“Technology is a useful servant but a dangerous master.” – Christian Lous Lange
Digital technology provides vast data infrastructure for modern governance, yet its reliability as an input for objective, rational decision-making remains highly controversial.
Digital Technology as a Reliable Source of Input for Rational Decision-Making
Real-Time Policy Inputs: Eg: CoWIN platform enabled real-time vaccine inventory planning across all Indian districts.
Citizen Participation in Policy- Eg- MyGov collected over 10 crore citizen suggestions that shaped the National Education Policy 2020.
Digitizing demographic and macro-surveys significantly eliminates human enumeration mistakes and calculation errors.
Satellite tracking and geospatial maps provide precise objective inputs for infrastructure projects. Eg: PM GatiShakti National Master Plan GIS data.
Leakage Elimination-
Interlinked digital architectures unify isolated departmental databases into a singular, holistic policy-making dashboard. Helps eliminate duplication.
Predictive Weather Planning: Eg: The IMD’s advanced Doppler radar systems supplying precise cyclone trajectory inputs to save coastal communities.
Counter-Argument: The Flaws and Risks of Digital Inputs
Poor data collection practices hampers objective policy making and implementation. Eg- Ghost Beneficiaries under Ayushman Bharat.
The “Black Box” Problem- AI logic is often opaque.
Institutionalizing Historical Bias- If data is biased , the AI will “learn” and automate that bias.

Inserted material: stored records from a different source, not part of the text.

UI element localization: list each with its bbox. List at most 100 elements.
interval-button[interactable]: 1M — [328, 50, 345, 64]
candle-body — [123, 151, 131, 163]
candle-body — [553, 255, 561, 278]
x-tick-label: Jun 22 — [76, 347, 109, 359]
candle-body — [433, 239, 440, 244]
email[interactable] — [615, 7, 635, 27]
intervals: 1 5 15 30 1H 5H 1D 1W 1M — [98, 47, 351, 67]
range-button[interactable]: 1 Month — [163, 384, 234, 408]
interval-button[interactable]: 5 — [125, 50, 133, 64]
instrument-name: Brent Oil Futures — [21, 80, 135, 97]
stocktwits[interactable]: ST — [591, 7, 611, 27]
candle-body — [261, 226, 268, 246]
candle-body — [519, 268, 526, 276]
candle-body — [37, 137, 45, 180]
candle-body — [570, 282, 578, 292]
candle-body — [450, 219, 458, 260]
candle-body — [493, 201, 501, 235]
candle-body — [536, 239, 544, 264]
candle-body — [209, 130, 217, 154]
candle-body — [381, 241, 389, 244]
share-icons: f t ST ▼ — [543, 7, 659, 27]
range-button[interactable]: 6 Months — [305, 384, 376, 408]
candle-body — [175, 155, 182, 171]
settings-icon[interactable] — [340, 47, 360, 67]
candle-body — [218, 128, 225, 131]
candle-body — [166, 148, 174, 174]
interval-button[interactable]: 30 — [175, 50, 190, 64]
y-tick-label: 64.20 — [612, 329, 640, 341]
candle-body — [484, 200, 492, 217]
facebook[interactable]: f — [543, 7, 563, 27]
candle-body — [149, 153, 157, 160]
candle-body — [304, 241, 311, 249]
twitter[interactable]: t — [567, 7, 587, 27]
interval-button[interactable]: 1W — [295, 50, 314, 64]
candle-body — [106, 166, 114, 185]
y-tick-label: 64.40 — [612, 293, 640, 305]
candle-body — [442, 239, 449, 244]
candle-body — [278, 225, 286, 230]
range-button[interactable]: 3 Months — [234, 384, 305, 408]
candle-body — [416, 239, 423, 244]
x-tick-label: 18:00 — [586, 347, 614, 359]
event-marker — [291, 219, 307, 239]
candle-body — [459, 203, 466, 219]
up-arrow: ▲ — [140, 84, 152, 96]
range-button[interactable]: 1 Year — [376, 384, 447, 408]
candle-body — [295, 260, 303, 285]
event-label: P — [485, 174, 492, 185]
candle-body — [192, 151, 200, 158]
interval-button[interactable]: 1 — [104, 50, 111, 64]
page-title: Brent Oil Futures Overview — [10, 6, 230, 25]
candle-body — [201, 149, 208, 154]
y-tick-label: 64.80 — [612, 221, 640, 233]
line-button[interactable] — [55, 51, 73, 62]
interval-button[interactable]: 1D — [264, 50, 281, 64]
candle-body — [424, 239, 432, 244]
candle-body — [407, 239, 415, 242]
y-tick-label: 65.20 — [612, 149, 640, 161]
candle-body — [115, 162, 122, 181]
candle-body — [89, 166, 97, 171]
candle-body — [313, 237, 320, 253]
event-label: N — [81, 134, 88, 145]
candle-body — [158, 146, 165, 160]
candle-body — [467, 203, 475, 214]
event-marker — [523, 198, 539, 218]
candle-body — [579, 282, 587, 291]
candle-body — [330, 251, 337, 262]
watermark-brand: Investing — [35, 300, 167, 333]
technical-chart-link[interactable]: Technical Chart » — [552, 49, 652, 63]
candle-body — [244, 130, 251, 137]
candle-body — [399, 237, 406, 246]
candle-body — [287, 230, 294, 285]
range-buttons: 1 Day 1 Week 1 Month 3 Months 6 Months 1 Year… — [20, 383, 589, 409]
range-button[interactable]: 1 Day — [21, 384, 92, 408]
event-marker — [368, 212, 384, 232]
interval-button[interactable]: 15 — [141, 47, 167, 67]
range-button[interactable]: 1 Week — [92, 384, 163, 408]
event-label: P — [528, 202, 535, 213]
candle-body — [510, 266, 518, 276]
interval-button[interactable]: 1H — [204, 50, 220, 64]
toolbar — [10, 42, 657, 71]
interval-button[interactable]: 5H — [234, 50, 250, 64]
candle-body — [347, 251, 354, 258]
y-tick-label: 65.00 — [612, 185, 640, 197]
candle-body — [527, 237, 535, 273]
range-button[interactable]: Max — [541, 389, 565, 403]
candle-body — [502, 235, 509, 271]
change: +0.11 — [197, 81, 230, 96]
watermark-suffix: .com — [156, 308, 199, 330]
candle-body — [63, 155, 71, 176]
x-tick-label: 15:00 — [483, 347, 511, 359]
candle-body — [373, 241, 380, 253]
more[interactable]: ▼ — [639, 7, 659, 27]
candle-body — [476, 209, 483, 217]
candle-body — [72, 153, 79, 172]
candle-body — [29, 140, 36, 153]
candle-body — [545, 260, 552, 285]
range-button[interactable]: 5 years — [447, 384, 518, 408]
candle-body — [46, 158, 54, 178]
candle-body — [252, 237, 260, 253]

Eg- US COMPAS tool biased against African-Americans.
Difficulty in ensuring accountability for mistakes.
Correlation vs Causation Fallacies: Analytical engines can link two completely unrelated data trends together, generating irrational choices.
Exclusion of the Digitally Illiterate from policy making & online grievance portals
Way Forward
Human-in-the-Loop (HITL)- The final “sign-off,” especially in cases affecting human rights, must be by a human officer.
Mandating regular 3rd-party audits of government algorithms to detect and “unlearn” biases.
The EU AI Act Approach- “Risk-Based Framework” where high-risk AI (policing or judiciary) face the highest level of ethical regulation.
Digital Ethics Commissions including ethicists, jurists, and technologists to oversee AI deployment in public service.
Ethical Coding Standards- Teaching “Ethics by Design” to programmers working on public infrastructure.
While digital technology streamlines administrative efficiency, it cannot replace human empathy, requiring a balanced model where data informs but conscience rules.